The exact split varies by program. An Associate of Arts (AA) or Associate of Science (AS) designed for transfer to a four-year university leans heavily on general education. An Associate of Applied Science (AAS), which prepares you for a specific career, dedicates more credits to hands-on, field-specific training and may have fewer general education requirements.

How Transfer Credits Apply

If you’ve taken college courses elsewhere, passed AP exams, or earned credits through military training, you can often apply some of those toward your associate’s degree. Most schools have a cap on how many outside credits they’ll accept, typically somewhere between 30 and 45 semester credits. That means you’ll still need to complete at least a portion of the degree at the school granting it.

Not every type of credit transfers cleanly. Some universities don’t accept CLEP (College-Level Examination Program) or DSST exam credits, and many schools limit how many credits you can bring in from certain categories like physical education, ESL courses, or counseling. Before enrolling, ask the admissions office for a transfer credit evaluation so you know exactly where you stand.

Residency Requirements

Even if you have enough transfer credits to cover most of the 60, you can’t earn the entire degree with outside coursework. Schools require you to complete a minimum number of credits at their institution, often called a “residency requirement.” This has nothing to do with where you live. It simply means you need to take a set number of courses directly through the college awarding the degree.

The minimum varies, but 15 credits at the awarding institution is a common threshold.
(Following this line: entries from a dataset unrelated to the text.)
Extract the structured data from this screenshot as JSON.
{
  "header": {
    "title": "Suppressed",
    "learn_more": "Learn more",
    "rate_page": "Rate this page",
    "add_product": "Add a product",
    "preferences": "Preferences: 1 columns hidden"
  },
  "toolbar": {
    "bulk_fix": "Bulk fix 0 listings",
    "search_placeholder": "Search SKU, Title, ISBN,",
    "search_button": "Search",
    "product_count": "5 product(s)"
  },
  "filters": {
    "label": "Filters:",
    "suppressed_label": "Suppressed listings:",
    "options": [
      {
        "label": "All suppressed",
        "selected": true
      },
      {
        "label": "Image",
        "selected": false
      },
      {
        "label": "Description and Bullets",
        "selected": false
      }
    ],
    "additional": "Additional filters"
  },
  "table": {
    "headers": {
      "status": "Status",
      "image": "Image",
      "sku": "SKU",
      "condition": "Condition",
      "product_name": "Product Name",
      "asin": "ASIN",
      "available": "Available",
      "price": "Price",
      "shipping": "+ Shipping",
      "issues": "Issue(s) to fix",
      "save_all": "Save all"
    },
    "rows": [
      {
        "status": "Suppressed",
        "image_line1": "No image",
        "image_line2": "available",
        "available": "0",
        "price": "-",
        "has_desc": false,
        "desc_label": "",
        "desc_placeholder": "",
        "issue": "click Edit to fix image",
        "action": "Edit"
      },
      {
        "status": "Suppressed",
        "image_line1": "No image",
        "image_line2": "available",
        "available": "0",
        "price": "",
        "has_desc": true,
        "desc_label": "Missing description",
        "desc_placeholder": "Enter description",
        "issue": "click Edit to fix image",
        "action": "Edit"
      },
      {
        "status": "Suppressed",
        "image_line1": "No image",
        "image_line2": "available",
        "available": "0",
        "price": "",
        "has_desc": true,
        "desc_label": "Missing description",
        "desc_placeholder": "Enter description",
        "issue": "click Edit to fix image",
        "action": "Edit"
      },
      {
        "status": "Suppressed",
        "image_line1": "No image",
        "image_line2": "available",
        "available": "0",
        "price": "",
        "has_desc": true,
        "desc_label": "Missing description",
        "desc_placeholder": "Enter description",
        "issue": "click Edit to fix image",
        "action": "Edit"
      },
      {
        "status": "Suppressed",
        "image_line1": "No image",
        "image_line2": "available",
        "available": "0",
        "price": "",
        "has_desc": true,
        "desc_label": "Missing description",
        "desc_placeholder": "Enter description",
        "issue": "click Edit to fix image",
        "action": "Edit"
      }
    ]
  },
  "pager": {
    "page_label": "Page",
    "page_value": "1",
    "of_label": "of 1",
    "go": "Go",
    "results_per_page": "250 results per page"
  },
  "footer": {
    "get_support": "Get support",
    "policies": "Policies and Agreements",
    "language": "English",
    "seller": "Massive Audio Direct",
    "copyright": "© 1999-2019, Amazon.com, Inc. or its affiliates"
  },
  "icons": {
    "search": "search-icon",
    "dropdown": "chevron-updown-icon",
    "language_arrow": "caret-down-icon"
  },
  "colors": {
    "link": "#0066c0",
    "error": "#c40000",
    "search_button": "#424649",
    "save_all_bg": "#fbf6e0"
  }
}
Some schools set it higher, at 20 or even 30 credits. This ensures you’ve done enough work under their faculty and curriculum standards to justify the degree bearing their name.

What Full-Time and Part-Time Looks Like

Full-time enrollment at most colleges is 12 to 15 credits per semester, which works out to four or five courses. At that pace, you’d finish 60 credits in four semesters, or about two years. Students who take 15 credits each semester and attend summer sessions can sometimes finish in under 18 months.

Part-time students typically take 6 to 9 credits per semester, stretching the degree out to three or four years. There’s no penalty for going part-time other than the longer timeline, and many community colleges design their schedules around working adults who need evening or weekend classes.

Online programs offer additional flexibility. Some let you move at your own pace through competency-based models, where you progress by demonstrating mastery of material rather than logging a set number of classroom hours. In these programs, the credit requirement is the same, but how quickly you earn those credits depends entirely on you.

When Credits Don’t Equal Classes

Most college courses are worth 3 credits, so 60 credits translates to about 20 courses. But not every class follows that pattern. Lab sciences often carry 4 credits because of the extra lab hours. Some introductory or skills-based courses may be worth only 1 or 2 credits. Clinical rotations in health programs can carry variable credit loads depending on the hours involved.

This means the actual number of courses you’ll take could range from 18 to 25 or more, depending on your program. When planning your schedule, look at the credit value of each course rather than just counting classes. A semester with four 4-credit courses is a heavier workload than one with five 3-credit courses, even though the second semester has more classes on your transcript.